しかし、数学の出来を待って物理を始めても、時間的に受験に間に合わない。よって、高校数学でⅢまで終わったら、もう一度基礎を、駆け足でよいから、数学的になぞると格段と物理に対する理解度が習熟する。これには、体系物理が一番適している。数学的に基本から物理の問題を問う問題が多いからだ。是非、参考にされたい。さらによくばれば、難問系統がさらによい。

☆単位との関連
物理の公式は単位をしっかり押させておこう。特に、力学と電気、電気と磁場などは単位が異なる分野を統一的に理解する鍵となる。エネルギーの単位は力学、波、気体、電気、磁気などで同じであるので特に重要である。
逆に単位同志の関係がわからなければ物理の基本がおろそかになっている証拠で、受験問題でそういうとこをついてくる上位校では歯が立たないこともしばしばである。
是非、公式を導く際に単位をしっかり把握しておこう。

☆力学
力学で一番大切なのは観測者である。誰が、どの場所で、どう座標系を指定して、運動方程式やつりあいの式を立てるのかしっかりと把握すべきだ。力学において、観測者は神である。好き勝手に座標系を設定し、式を立てる。座標の+-が大きく意味をなす。
次に、数学の解答のように、式をしっかり枕詞を書いて書き、並べることだ。紙に書いてこそ、解がでてくるのである。そうすれば、頭が整理され、式の活用や変形がわかり、解が自然とでてくる。

☆波
波は不得意な生徒が多い。目に見えない音や光波干渉が把握しずらいのだ。
理解するには、まず波を蛇のように移動してくるとイメージしてはいけない。まるで波型が平行移動してくる感じで理解すべきだ。
次にできれば新課程では除外された波の式を扱えるようにすることである。波源が単振動してサイン関数で変位が時間と距離で表せること、サイン関数の中身が位相であることを理解することだ。新課程ではこの波の式は除外されたが、編集者の善意でここであげた参考書問題集には載っているので、是非理解して欲しい。これが、力学の単振動や交流の位相にも関わってくるからだ。
さらに、音のドップラー効果や光干渉ので公式は、ただ覚えるのではなく、導出法まで身につけて欲しい。

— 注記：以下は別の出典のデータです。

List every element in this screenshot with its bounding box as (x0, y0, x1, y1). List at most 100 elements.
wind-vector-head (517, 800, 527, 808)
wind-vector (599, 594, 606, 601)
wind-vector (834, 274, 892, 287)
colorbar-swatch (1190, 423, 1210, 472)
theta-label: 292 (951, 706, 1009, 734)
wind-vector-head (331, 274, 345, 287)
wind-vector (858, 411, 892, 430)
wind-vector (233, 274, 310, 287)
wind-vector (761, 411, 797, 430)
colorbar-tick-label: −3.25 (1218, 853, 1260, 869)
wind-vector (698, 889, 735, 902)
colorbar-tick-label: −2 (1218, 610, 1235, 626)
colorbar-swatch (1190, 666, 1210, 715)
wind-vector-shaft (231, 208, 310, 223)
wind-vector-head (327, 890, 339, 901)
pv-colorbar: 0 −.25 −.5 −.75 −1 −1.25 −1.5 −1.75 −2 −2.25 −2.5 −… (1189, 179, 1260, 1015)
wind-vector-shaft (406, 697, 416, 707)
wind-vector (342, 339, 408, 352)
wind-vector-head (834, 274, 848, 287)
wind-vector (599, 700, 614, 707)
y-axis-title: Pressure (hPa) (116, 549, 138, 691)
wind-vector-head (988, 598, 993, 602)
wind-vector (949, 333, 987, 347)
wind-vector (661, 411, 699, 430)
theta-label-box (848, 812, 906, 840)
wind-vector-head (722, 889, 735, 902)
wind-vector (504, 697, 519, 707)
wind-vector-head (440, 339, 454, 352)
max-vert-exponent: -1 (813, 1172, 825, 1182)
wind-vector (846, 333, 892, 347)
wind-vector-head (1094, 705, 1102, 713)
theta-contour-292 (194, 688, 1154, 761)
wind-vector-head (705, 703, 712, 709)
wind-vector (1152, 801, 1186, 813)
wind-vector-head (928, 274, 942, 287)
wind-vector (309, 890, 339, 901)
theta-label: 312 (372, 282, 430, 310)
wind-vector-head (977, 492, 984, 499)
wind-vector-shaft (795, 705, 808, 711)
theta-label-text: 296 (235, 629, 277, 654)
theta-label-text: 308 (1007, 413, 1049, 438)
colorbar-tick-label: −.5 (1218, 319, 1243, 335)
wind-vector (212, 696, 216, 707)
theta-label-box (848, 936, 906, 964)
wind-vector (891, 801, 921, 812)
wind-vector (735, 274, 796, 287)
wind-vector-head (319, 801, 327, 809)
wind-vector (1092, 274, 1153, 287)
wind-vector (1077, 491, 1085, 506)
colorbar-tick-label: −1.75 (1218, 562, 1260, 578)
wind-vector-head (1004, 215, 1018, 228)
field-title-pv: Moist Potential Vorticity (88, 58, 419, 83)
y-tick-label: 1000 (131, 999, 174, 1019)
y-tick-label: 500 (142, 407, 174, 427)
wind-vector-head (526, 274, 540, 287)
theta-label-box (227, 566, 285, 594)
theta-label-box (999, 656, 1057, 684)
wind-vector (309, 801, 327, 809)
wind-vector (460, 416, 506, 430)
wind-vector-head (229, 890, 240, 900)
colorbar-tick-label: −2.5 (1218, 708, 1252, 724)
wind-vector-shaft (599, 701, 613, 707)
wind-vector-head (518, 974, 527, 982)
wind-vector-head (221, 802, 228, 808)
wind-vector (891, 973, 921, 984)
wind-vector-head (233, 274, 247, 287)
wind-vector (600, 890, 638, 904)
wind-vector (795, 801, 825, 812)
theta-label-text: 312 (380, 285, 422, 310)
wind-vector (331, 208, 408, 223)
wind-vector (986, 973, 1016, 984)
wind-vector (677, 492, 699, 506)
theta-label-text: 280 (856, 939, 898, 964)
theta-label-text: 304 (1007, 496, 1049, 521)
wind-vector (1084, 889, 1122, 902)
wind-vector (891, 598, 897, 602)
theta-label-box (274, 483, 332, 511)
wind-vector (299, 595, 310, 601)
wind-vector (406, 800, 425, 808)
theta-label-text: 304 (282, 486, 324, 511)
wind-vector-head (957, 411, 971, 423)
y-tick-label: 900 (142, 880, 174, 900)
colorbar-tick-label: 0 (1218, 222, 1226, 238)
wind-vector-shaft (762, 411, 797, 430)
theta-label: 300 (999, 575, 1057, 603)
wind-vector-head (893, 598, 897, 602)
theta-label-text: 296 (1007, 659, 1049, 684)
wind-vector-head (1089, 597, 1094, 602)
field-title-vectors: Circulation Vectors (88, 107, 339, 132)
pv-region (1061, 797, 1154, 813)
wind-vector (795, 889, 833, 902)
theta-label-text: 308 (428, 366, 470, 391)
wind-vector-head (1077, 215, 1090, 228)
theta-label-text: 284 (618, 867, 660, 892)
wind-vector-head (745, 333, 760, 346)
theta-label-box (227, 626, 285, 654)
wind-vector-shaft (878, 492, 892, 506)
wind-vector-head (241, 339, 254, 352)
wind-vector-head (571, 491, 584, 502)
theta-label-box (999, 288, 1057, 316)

受験ではこの基本的な導出をついてくることが多いからだ。

☆熱・気体
この分野はまずは、気体の状態方程式をまず並べることだ。各状態の気体の状態方程式を少し隙間を空けて並べるだけでも、情報が整理されて落ち着く。そして、隙間に熱化学エネルギー推移Q=W+U式を書き、出来ればPVグラフで状態を追えば最高である。
また、Ⅱ分子運動論から状態方程式を導くやり方を十分理解して自分ですらすら書けるようにしておこう。

☆電気
まずは、ガウスの法則とクーロンの法則を完全に把握しよう。目に見えない世界なのでわかりずらいが、電気力線の概念を手にしたら、鬼に金棒である。
次に、直流電気回路においては、コンデンサーを主体にキルヒホッフの法則をフル活用にして解く。コツは回路図をしっかり書いて、一部を接地し電位を正確に測ることである。

☆磁場
磁場は電気よりさらに、日常生活からかけ離れているので、わかりにくい。ポイントは電気と磁場をつなぐ公式をしっかり単位的におさえること、磁束線の概念を把握すること、コイルは外部の磁場変化に逆らう反抗的な奴だと思うこと、である。できれば、微分に概念で電磁誘導起電力を導きだすことである。

☆交流
交流は自分で微分を使って、コイル、コンデンサー回路での電流と電圧の関係を導き出し、その簡易法であるベクトル図実効値計算を理解することである。入試では基本的な所がつかれるので、この地道な作業が必要となる。